SOA is DOA in the C-Suite

It’s a bad time to advocate service oriented architecture, never mind the irony that banks could benefit greatly from its use. “I deal mostly with C-level executives, and when you talk about SOA, their eyes roll a bit. At some places you can’t even bring it up,” says Chris Howard, vp and service director at the Burton Group in Cincinnati, who consults with many of the country’s largest banks.

Howard says IT architecture implementations are often cast as “legacy modernization” or positioned as a component of merger and acquisition conversions. “So we’re using SOA principals, but using different language.” And Howard’s colleague, Burton vp and research director Anne Thomas Manes recently blogged that “It’s time to accept reality. SOA fatigue has turned into SOA disillusionment” and “SOA has become a bad word. It must be removed from our vocabulary.”

So why has SOA, which was announced as “dead” by Burton, become broccoli on a child’s dinner plate—healthy, arguably vital, and groan inducing? The answer is more cultural that technological. Even in tough times, or maybe especially in tough times, corporate turf battles wage on.

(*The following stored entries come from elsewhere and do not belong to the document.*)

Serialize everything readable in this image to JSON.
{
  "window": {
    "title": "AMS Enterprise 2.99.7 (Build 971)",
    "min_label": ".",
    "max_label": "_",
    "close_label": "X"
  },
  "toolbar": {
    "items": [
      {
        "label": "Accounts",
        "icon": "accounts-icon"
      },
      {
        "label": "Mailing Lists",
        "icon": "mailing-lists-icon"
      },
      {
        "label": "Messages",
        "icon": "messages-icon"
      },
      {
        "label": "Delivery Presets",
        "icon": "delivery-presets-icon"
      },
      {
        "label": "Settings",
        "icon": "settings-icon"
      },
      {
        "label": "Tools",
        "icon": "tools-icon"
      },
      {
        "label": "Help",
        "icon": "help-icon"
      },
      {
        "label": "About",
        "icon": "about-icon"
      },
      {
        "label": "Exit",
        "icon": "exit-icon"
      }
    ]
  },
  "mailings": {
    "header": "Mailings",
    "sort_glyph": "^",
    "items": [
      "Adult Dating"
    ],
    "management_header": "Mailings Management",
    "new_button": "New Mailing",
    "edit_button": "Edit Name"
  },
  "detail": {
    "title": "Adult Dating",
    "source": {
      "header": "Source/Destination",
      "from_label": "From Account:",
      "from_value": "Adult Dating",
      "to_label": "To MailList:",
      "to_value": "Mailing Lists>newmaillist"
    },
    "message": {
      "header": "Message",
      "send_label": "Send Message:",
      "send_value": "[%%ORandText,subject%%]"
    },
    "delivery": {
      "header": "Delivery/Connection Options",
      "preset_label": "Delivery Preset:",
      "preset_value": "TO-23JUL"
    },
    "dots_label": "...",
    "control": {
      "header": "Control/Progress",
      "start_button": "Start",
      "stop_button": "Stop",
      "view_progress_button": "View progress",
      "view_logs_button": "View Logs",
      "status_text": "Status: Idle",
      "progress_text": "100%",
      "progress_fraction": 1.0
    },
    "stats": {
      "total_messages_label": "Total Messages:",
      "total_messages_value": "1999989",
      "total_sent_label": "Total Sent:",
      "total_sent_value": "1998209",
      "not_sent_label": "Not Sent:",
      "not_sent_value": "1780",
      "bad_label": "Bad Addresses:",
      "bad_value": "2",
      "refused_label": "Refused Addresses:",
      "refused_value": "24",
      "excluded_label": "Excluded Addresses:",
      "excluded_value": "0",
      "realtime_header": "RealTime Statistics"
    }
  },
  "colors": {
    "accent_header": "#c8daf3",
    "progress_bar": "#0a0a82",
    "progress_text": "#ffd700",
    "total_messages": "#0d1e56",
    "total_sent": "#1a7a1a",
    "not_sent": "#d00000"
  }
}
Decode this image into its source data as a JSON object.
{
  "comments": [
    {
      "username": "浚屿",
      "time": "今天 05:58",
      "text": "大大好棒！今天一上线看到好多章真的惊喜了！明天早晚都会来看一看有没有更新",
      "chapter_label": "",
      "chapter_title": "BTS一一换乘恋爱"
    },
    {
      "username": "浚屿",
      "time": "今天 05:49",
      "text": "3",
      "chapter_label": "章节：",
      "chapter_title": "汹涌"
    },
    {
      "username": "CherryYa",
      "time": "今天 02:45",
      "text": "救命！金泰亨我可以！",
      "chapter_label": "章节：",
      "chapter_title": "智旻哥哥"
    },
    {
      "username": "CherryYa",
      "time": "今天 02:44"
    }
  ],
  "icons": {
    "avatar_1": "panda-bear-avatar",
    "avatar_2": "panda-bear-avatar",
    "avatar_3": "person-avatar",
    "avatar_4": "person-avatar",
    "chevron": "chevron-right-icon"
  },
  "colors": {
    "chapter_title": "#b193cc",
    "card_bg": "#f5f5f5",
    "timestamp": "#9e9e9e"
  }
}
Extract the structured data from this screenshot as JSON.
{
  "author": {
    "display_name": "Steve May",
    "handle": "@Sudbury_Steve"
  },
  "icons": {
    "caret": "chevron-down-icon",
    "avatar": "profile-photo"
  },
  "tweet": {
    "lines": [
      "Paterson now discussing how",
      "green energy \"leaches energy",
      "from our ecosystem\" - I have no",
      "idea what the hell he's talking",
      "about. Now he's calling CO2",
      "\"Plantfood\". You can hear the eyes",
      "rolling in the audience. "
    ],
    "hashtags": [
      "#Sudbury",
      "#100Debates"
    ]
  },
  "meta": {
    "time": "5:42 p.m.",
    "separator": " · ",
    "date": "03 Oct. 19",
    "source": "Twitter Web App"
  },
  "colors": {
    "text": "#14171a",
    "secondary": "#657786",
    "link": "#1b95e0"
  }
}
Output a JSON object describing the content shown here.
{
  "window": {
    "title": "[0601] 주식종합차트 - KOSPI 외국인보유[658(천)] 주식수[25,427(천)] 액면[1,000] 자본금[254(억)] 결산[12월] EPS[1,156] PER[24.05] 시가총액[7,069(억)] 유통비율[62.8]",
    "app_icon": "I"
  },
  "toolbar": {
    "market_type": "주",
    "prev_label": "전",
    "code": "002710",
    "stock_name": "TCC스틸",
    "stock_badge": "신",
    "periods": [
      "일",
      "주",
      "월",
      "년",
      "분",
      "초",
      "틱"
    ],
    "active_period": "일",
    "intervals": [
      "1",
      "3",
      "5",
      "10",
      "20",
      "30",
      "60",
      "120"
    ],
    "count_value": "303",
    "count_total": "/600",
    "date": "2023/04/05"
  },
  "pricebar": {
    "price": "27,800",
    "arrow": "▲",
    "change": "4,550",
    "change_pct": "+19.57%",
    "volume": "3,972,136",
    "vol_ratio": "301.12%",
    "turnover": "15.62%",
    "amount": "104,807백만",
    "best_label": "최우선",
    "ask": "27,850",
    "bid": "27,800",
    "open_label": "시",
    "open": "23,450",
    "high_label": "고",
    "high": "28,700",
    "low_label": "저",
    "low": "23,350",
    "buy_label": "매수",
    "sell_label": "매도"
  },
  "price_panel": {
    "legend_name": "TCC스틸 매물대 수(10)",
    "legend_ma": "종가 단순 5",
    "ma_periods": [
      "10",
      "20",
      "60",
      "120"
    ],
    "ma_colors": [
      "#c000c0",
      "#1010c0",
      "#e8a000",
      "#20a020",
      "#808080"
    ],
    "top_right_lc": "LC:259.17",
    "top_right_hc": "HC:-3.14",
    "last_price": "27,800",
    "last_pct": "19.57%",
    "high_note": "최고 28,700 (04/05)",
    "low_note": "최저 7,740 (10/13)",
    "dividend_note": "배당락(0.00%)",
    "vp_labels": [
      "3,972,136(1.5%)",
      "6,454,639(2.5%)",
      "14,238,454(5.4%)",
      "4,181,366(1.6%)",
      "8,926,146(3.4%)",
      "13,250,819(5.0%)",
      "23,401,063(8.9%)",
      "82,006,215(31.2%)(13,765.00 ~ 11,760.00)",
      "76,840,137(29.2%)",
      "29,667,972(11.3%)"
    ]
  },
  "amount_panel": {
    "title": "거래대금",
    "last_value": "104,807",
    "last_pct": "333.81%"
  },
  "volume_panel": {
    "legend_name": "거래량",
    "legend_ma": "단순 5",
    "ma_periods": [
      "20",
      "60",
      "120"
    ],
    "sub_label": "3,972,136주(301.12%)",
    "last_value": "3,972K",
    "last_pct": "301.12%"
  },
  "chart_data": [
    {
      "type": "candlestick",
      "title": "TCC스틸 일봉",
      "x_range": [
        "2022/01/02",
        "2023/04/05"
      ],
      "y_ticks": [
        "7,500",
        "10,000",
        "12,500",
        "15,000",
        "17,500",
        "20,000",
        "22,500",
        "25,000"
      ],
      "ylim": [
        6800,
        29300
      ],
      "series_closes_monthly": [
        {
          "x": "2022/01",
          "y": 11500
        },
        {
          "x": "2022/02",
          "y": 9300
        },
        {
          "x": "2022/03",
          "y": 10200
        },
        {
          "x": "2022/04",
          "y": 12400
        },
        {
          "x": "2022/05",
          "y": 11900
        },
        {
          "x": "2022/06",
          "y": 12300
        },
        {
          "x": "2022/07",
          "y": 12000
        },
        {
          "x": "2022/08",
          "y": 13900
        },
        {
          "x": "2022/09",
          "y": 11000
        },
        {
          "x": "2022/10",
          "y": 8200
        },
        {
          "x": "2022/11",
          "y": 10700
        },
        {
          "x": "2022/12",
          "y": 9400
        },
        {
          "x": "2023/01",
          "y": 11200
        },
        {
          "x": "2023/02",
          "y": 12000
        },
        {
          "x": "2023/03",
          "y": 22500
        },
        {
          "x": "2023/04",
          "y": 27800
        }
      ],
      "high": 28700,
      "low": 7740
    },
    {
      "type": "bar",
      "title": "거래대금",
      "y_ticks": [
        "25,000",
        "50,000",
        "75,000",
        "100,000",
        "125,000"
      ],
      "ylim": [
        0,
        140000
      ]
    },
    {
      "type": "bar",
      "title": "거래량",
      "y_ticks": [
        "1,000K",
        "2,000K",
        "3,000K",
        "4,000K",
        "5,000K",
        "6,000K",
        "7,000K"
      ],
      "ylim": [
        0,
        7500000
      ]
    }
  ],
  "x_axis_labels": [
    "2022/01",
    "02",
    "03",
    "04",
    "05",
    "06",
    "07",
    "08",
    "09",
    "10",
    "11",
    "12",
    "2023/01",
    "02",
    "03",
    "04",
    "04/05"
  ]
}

And for the centralization-enabled efficiencies of SOA to really work, it’s stubborn corporate silos that have to be fed to the dogs. “Typically, we’re incented to not collaborate with one another,” Howard says. “There may be a noble goal in collaboration at the beginning of a project, but at the end of the day, our bonus isn’t tied to how well we collaborate with one another.”

Business units that initiate, obtain approval and take on budgetary responsibility for IT projects eventually become reluctant to give up ownership of that project, making shared services a tough sell. “SOA has to turn that thinking around 90 degrees,” Howard says. “From a business perspective, what can be made common can be difficult to determine, and that tension really slows SOA adoption down.”

Bart Narter, a senior analyst at Celent, says even if IT departments gain buy in from top executives, integrating shared processes across an enterprise can still be cumbersome. “It’s a lot easier to put in a new database than it is to install a service oriented architecture,” he says. “You have to get different parts of the business to agree on services and processes.”